On February 5, 2015, the U.S. Senate Health, Education, Labor and Pension (“HELP”) Committee held a hearing on the National Labor Relation Board’s (“NLRB”) proposed new standard for determining joint-employer status under the National Labor Relations Act (“NLRA” or the “Act”). A joint-employer is a separate entity that exercises control over the terms and conditions of another employer’s employees. The current standard—which has been in place for more than thirty years—requires that before an entity may be an employer, or a joint-employer, it first must exercise “direct and immediate” control over the working conditions of the employees in question. The NLRB is currently considering a greatly expanded standard, the ramifications of which are significant: increased potential liability for unfair labor practices not of the putative joint-employer’s making, back-pay, bargaining obligations with a union representing employees not directly employed, as well as unlimited exposure to secondary boycotts and other economic action against primary employers. 

The new, proposed standard, as formulated by the NLRB’s General Counsel, seeks to eliminate the “direct and immediate” standard and would capture entities which have indirect or even unexercised potential control over working conditions, or where “industrial realities” otherwise make the entity “essential” to “meaningful collective bargaining”. Marshall B. Babson of Seyfarth Shaw LLP presented testimony at the February 5th hearing that despite representations to the contrary, the proposed test is not a return to a more traditional means of measuring joint-employer status, but rather a greatly expanded standard that is unbounded by the common law definition of who is an employer and therefore plainly inconsistent with the intent of Congress and Supreme Court precedent. Babson also testified that the proposed standard’s consideration of “industrial realities” would inevitably lead to “economic analysis” by the NLRB which specifically was prohibited by the Taft-Hartley Congress in 1947 in Section 4(a) of the Act.
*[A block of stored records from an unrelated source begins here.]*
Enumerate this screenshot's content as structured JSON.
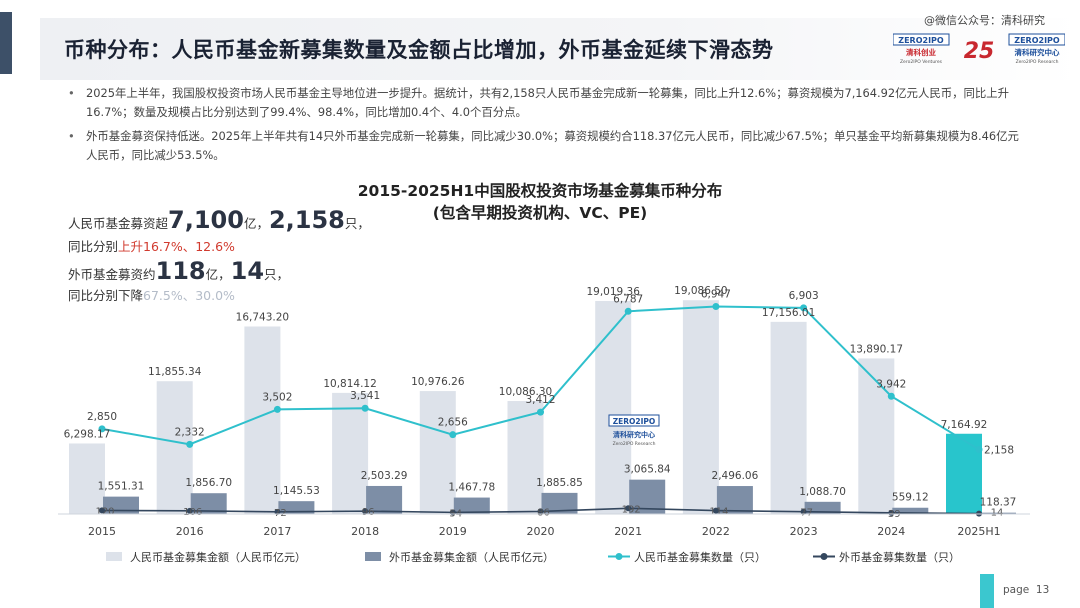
{
  "header": {
    "title": "币种分布：人民币基金新募集数量及金额占比增加，外币基金延续下滑态势",
    "watermark": "@微信公众号：清科研究",
    "logo_left_top": "ZERO2IPO",
    "logo_left_cn": "清科创业",
    "logo_left_en": "Zero2IPO Ventures",
    "logo_mid": "25",
    "logo_right_top": "ZERO2IPO",
    "logo_right_cn": "清科研究中心",
    "logo_right_en": "Zero2IPO Research"
  },
  "bullets": [
    "2025年上半年，我国股权投资市场人民币基金主导地位进一步提升。据统计，共有2,158只人民币基金完成新一轮募集，同比上升12.6%；募资规模为7,164.92亿元人民币，同比上升16.7%；数量及规模占比分别达到了99.4%、98.4%，同比增加0.4个、4.0个百分点。",
    "外币基金募资保持低迷。2025年上半年共有14只外币基金完成新一轮募集，同比减少30.0%；募资规模约合118.37亿元人民币，同比减少67.5%；单只基金平均新募集规模为8.46亿元人民币，同比减少53.5%。"
  ],
  "callouts": {
    "rmb_line1_a": "人民币基金募资超",
    "rmb_amount": "7,100",
    "rmb_line1_b": "亿，",
    "rmb_count": "2,158",
    "rmb_line1_c": "只，",
    "rmb_line2_a": "同比分别",
    "rmb_line2_b": "上升16.7%、12.6%",
    "fx_line1_a": "外币基金募资约",
    "fx_amount": "118",
    "fx_line1_b": "亿，",
    "fx_count": "14",
    "fx_line1_c": "只，",
    "fx_line2_a": "同比分别下降",
    "fx_line2_b": "67.5%、30.0%"
  },
  "watermark_logo": {
    "top": "ZERO2IPO",
    "cn": "清科研究中心",
    "en": "Zero2IPO Research"
  },
  "page": {
    "label": "page",
    "number": "13"
  },
  "colors": {
    "rmb_amount_bar": "#dde2ea",
    "rmb_amount_bar_highlight": "#28c5cc",
    "fx_amount_bar": "#7d8ea6",
    "rmb_count_line": "#2fc0cc",
    "fx_count_line": "#34475e"
  },
  "chart_data": {
    "type": "bar+line",
    "title": "2015-2025H1中国股权投资市场基金募集币种分布",
    "subtitle": "(包含早期投资机构、VC、PE)",
    "categories": [
      "2015",
      "2016",
      "2017",
      "2018",
      "2019",
      "2020",
      "2021",
      "2022",
      "2023",
      "2024",
      "2025H1"
    ],
    "series": [
      {
        "name": "人民币基金募集金额（人民币亿元）",
        "kind": "bar",
        "axis": "amount",
        "values": [
          6298.17,
          11855.34,
          16743.2,
          10814.12,
          10976.26,
          10086.3,
          19019.36,
          19086.5,
          17156.01,
          13890.17,
          7164.92
        ],
        "labels": [
          "6,298.17",
          "11,855.34",
          "16,743.20",
          "10,814.12",
          "10,976.26",
          "10,086.30",
          "19,019.36",
          "19,086.50",
          "17,156.01",
          "13,890.17",
          "7,164.92"
        ]
      },
      {
        "name": "外币基金募集金额（人民币亿元）",
        "kind": "bar",
        "axis": "amount",
        "values": [
          1551.31,
          1856.7,
          1145.53,
          2503.29,
          1467.78,
          1885.85,
          3065.84,
          2496.06,
          1088.7,
          559.12,
          118.37
        ],
        "labels": [
          "1,551.31",
          "1,856.70",
          "1,145.53",
          "2,503.29",
          "1,467.78",
          "1,885.85",
          "3,065.84",
          "2,496.06",
          "1,088.70",
          "559.12",
          "118.37"
        ]
      },
      {
        "name": "人民币基金募集数量（只）",
        "kind": "line",
        "axis": "count",
        "values": [
          2850,
          2332,
          3502,
          3541,
          2656,
          3412,
          6787,
          6947,
          6903,
          3942,
          2158
        ],
        "labels": [
          "2,850",
          "2,332",
          "3,502",
          "3,541",
          "2,656",
          "3,412",
          "6,787",
          "6,947",
          "6,903",
          "3,942",
          "2,158"
        ]
      },
      {
        "name": "外币基金募集数量（只）",
        "kind": "line",
        "axis": "count",
        "values": [
          120,
          106,
          72,
          96,
          54,
          86,
          192,
          114,
          77,
          39,
          14
        ],
        "labels": [
          "120",
          "106",
          "72",
          "96",
          "54",
          "86",
          "192",
          "114",
          "77",
          "39",
          "14"
        ]
      }
    ],
    "amount_ylim": [
      0,
      20000
    ],
    "count_ylim": [
      0,
      7500
    ],
    "grid": false,
    "legend_position": "bottom"
  }
}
The positions of the Senators on the Committee fell along party lines. The Republicans expressed great concern that the proposed new standard would adversely impact business arrangements and contractual relationships, particularly franchise agreements, and thus would interfere with opportunities for economic growth. In turn, the Democrats focused on the potential for alleviating what they believe to be abuses by certain employers by including an ever-widening group of companies liable for damages or required to sit at the bargaining table.

Although no new rule has been adopted by the NLRB, the General Counsel’s proposed standard is an integral part of his enforcement policy and likely will ensnare potentially hundreds of unrelated employers into labor disputes that are not of their making.